Monday, March 2, 2015

Blog Set 9: Fantasy

I.

After watching The Lord of the Rings: The Fellowship of the Ring consider the following and respond in your blog:


Tolkien said that fairy tales have three functions:

Recovery: Think about the portrayal of the Shire. What sense was Tolkien trying to recover? Can you think of any other concepts that the film helps to recover that may seem missing from our world?

Escapism: Myths transport us to another reality in which we are able to think freely.

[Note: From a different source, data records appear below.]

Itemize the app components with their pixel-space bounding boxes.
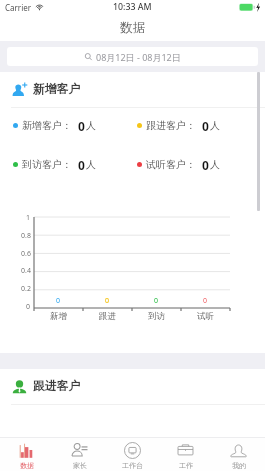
staticText: 0 <box>202 118 209 132</box>
staticText: 新增客户 <box>33 82 81 97</box>
staticText: 新增 <box>50 311 67 322</box>
staticText: 08月12日 - 08月12日 <box>96 51 181 63</box>
button[interactable]: 跟进客户 <box>12 369 265 404</box>
button[interactable]: 跟进客户： <box>137 118 265 132</box>
button[interactable]: 试听客户： <box>137 157 265 171</box>
staticText: 0.2 <box>21 284 31 294</box>
staticText: 0 <box>78 118 85 132</box>
staticText: 跟进客户 <box>33 379 81 394</box>
staticText: 0.8 <box>21 231 31 241</box>
staticText: 跟进 <box>99 311 116 322</box>
staticText: 新增客户： <box>22 119 72 132</box>
staticText: 1 <box>26 213 31 223</box>
staticText: 0 <box>154 296 159 306</box>
staticText: 家长 <box>73 461 87 470</box>
staticText: 试听 <box>197 311 214 322</box>
button[interactable]: 数据 <box>0 438 53 471</box>
staticText: 10:33 AM <box>113 1 152 13</box>
staticText: 0 <box>26 302 31 312</box>
staticText: 0.6 <box>21 249 31 259</box>
button[interactable]: 新增客户： <box>13 118 132 132</box>
button[interactable]: 工作 <box>159 438 212 471</box>
staticText: 工作台 <box>122 461 143 470</box>
staticText: 0 <box>78 157 85 171</box>
button[interactable]: Select date range <box>7 47 258 66</box>
staticText: 人 <box>86 158 96 171</box>
staticText: 0 <box>56 296 61 306</box>
staticText: 我的 <box>232 461 246 470</box>
staticText: 人 <box>210 119 220 132</box>
staticText: 0 <box>105 296 110 306</box>
staticText: 0 <box>203 296 208 306</box>
staticText: 到访 <box>148 311 165 322</box>
staticText: Carrier <box>5 2 32 13</box>
staticText: 试听客户： <box>146 158 196 171</box>
staticText: 0 <box>202 157 209 171</box>
staticText: 数据 <box>120 20 146 36</box>
button[interactable]: 工作台 <box>106 438 159 471</box>
button[interactable]: 家长 <box>53 438 106 471</box>
staticText: 到访客户： <box>22 158 72 171</box>
button[interactable]: 我的 <box>212 438 265 471</box>
staticText: 0.4 <box>21 266 31 276</box>
staticText: 人 <box>86 119 96 132</box>
staticText: 工作 <box>179 461 193 470</box>
staticText: 人 <box>210 158 220 171</box>
staticText: 数据 <box>20 461 34 470</box>
staticText: 跟进客户： <box>146 119 196 132</box>
button[interactable]: 到访客户： <box>13 157 132 171</box>
button[interactable]: 新增客户 <box>12 72 265 107</box>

How did seeing the film change your perspective on the reality of your world?

Consolation: 'It is a sudden and miraculous grace that is in fact evangelism, giving a fleeting feeling of Joy, Joy beyond the walls of the world, poignant as grief . . .' What elements of the film made you feel joyful?

(questions from the Damaris Film & Bible blog: http://www.damaris.org/film-and-bible-blog/2840)



II. 
After viewing Ever After, consider the following and respond in your blog: 

1. Bruno Bettelheim, a scholar who has studied fairy tales, contends that the dark and threatening figures in fairy tales should not be sanitized; that children make use of them to work through their fears and primitive emotions. Do you agree or disagree?

2. What is the childhood fear that the Cinderella fairy tale explores?

3. Name some other fairy tales and talk about the fears or concerns of childhood that they explore. What about: Hansel and Gretel, Beauty and the Beast, Sleeping Beauty, or Snow White and the Seven Dwarfs?